Responsibility Split
| Owner | Responsibility |
|---|---|
| User | Confirm the desired output and priorities |
| Execution layer | Record equal inputs, model state, usage, latency, and cost |
| Evaluator model | Produce criterion-level differences, evidence, and a recommendation candidate |
| Product rules | Preserve scores with supporting excerpts, confidence, and limitations |
| Person | Judge the actual outputs and trade-offs rather than accepting the score as truth |
Problems Solved While Building
Intent Rubric: Fix the User's Goal Before Producing Scores
- Observed problem: An evaluation of “organize this well” can be precise while measuring the wrong thing.
- Reasoning: The user needed to confirm success criteria, required behavior, forbidden behavior, and format before comparison.
- Implementation: Questions turned the request into five criteria: sequence preservation, detail preservation, selective cleanup, navigable structure, and fidelity to the source.
- What changed: Results could be discussed against the intended task rather than model preference.
Behavior Over Self-Description: Separate What Models Say From What They Do
- Observed problem: A model may say it preserves examples while omitting them in the actual output.
- Reasoning: Model explanations are useful clues, but execution on the same input is the stronger signal.
- Implementation: Getsit records model explanations for key phrases alongside the actual output segments that preserve, omit, or expand material.
- What changed: The product can explain which language cue led to which output behavior.
Evaluator Humility: Do Not Turn the Judge Into Ground Truth
- Observed problem: LLM-as-judge scores inherit the evaluator's own assumptions and bias.
- Reasoning: A useful report needs evidence, confidence, excerpts, and trade-offs, not one authoritative ranking.
- Implementation: Criterion scores, supporting text, recommendation, confidence, latency, cost, and limitations stay together.

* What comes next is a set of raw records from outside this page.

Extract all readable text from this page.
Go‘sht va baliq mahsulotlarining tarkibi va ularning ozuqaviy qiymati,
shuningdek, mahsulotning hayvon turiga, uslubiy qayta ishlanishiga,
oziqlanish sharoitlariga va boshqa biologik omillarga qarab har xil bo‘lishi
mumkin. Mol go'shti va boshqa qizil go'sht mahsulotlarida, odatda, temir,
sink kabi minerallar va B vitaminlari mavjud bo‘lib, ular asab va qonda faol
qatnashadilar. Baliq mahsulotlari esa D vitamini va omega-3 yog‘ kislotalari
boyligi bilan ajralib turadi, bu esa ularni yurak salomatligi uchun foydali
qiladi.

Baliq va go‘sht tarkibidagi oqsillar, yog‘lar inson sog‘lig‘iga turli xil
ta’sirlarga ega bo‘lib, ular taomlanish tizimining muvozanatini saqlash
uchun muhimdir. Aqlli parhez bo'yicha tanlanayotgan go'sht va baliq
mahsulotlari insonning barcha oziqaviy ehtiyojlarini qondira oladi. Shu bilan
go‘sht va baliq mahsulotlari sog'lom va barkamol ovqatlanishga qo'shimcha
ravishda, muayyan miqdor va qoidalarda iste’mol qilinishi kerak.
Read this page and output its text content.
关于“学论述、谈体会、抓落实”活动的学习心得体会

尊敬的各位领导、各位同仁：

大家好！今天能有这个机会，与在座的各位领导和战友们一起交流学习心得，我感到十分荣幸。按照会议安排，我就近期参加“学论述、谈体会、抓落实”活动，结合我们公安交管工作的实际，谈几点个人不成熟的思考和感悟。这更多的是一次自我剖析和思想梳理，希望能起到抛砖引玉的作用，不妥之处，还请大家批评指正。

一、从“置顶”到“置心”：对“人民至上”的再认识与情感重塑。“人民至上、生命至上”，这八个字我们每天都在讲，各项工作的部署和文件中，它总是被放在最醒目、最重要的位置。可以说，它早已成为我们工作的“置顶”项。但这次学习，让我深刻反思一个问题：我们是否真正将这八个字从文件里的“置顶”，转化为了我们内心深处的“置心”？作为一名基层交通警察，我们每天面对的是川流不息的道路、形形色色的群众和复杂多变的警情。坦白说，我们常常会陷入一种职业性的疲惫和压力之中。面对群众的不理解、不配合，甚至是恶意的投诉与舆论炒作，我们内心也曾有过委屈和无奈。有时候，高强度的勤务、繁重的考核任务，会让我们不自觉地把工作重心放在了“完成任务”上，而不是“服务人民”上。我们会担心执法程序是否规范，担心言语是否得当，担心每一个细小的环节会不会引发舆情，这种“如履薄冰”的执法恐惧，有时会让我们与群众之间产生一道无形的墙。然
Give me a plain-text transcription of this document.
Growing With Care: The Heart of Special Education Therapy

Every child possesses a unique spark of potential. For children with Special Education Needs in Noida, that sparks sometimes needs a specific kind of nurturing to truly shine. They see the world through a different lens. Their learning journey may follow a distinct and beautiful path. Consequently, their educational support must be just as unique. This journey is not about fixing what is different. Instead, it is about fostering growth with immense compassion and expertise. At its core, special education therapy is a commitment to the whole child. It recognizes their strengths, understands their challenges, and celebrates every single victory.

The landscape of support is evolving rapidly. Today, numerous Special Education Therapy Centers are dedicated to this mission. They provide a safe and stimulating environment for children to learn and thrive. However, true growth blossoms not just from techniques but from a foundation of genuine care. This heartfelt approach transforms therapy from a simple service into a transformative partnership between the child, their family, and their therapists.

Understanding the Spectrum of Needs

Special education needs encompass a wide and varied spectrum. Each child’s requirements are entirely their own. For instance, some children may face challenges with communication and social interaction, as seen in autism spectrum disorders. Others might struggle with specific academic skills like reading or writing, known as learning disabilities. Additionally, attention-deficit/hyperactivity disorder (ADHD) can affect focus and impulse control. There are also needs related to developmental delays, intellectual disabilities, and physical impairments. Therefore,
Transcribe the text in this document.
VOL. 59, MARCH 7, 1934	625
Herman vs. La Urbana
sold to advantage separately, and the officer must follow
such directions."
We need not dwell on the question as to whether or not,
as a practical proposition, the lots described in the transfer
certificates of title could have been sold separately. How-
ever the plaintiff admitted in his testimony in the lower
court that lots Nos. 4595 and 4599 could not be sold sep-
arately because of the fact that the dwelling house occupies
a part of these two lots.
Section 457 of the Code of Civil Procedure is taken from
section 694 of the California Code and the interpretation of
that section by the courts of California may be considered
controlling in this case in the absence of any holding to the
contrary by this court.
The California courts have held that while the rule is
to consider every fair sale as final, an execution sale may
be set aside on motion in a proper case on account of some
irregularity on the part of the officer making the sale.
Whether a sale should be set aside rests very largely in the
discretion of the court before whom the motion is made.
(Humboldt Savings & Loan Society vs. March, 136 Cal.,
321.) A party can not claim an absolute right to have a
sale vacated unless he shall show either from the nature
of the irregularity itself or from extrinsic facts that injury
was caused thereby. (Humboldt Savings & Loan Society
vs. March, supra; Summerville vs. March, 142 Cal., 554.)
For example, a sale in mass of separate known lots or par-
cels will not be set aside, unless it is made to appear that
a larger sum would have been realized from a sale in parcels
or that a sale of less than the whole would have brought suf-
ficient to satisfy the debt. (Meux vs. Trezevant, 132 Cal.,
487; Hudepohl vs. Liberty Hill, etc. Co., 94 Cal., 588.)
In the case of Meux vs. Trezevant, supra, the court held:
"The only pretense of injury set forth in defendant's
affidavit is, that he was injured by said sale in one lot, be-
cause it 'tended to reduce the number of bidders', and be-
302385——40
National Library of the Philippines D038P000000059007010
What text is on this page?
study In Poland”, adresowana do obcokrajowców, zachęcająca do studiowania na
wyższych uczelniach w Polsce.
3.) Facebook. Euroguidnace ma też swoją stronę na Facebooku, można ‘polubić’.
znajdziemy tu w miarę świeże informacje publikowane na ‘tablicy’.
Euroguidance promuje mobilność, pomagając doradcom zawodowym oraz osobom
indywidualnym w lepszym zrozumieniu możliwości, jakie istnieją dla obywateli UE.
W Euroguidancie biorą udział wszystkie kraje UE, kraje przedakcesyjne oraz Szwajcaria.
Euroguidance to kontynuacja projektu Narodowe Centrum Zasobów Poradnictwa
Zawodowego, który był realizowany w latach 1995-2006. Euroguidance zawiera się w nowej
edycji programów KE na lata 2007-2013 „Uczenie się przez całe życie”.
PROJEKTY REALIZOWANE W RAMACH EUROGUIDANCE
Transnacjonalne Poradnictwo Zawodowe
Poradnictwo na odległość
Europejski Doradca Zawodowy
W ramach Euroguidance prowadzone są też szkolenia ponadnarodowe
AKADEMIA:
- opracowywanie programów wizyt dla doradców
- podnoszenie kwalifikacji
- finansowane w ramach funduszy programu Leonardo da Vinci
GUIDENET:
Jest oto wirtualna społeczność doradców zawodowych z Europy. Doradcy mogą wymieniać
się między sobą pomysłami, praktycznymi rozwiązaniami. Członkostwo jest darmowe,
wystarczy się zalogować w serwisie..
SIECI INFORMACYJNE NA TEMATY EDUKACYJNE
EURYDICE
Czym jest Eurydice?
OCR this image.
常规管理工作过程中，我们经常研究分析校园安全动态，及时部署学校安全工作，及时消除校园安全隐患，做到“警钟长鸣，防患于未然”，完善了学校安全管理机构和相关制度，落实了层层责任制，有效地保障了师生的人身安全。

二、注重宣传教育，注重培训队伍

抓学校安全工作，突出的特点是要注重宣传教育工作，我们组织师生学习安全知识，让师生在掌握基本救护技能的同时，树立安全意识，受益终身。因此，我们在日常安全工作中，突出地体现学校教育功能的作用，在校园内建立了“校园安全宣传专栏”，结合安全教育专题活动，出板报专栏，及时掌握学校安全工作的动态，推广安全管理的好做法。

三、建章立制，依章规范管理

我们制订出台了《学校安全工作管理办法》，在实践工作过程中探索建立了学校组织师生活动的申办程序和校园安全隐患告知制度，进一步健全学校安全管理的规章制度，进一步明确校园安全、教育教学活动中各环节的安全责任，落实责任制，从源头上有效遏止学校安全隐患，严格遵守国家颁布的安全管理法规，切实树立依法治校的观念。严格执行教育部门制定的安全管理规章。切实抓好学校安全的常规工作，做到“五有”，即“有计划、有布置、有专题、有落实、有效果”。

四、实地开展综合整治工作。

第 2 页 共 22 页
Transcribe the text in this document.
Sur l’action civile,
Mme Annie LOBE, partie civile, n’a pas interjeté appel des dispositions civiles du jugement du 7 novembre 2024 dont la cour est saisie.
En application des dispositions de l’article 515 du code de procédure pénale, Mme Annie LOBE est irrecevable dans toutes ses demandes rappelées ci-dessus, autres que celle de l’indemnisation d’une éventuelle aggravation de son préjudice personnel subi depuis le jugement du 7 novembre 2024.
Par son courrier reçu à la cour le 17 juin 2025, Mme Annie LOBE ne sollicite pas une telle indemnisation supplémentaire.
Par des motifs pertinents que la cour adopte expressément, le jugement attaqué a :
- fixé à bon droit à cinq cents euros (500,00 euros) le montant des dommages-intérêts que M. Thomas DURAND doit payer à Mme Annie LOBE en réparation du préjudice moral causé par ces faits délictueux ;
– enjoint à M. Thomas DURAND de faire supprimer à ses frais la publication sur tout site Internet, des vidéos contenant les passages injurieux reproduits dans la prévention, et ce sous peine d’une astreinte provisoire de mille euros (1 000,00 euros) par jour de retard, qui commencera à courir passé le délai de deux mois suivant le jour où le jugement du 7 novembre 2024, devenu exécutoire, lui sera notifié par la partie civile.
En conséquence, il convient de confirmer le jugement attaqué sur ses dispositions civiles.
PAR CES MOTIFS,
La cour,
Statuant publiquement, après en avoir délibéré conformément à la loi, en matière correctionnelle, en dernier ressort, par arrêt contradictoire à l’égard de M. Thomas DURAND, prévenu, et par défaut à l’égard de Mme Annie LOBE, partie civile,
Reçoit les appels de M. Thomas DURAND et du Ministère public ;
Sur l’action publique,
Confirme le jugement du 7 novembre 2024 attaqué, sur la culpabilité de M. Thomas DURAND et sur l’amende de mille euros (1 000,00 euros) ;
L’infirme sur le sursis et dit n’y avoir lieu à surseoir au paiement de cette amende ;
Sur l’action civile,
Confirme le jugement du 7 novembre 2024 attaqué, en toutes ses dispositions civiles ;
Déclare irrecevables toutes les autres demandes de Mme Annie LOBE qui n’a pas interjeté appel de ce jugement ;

- What changed: A user can choose a lower-scoring model when speed, cost, or a concise overview matters more.
One Actual Product Run
- Source: Korean technical lecture transcript, approximately 21 minutes and 10,277 characters
- Request: organize the lecture clearly without compressing it
- Models: Claude Sonnet 4.6, GPT-5.5, Gemini 3.5 Flash
- Status: all three provider calls completed
| Model | Observed fit for this intent | Evaluator score | Latency · estimated cost |
|---|---|---|---|
| GPT-5.5 | Preserved the most detail, with some expansion beyond the source | 92 | 174.5 sec · ~$0.108 |
| Gemini 3.5 Flash | Clear high-level structure, but compressed substantial detail and context | 52 | 21.0 sec · ~$0.021 |
| Claude Sonnet 4.6 | Readable overview, but closer to a summary than replacement notes | 50 | 64.6 sec · ~$0.091 |
These are Getsit's evaluator scores for one input and one user-confirmed intent. They are not overall model rankings. A fast overview or lower cost could make another model the better choice.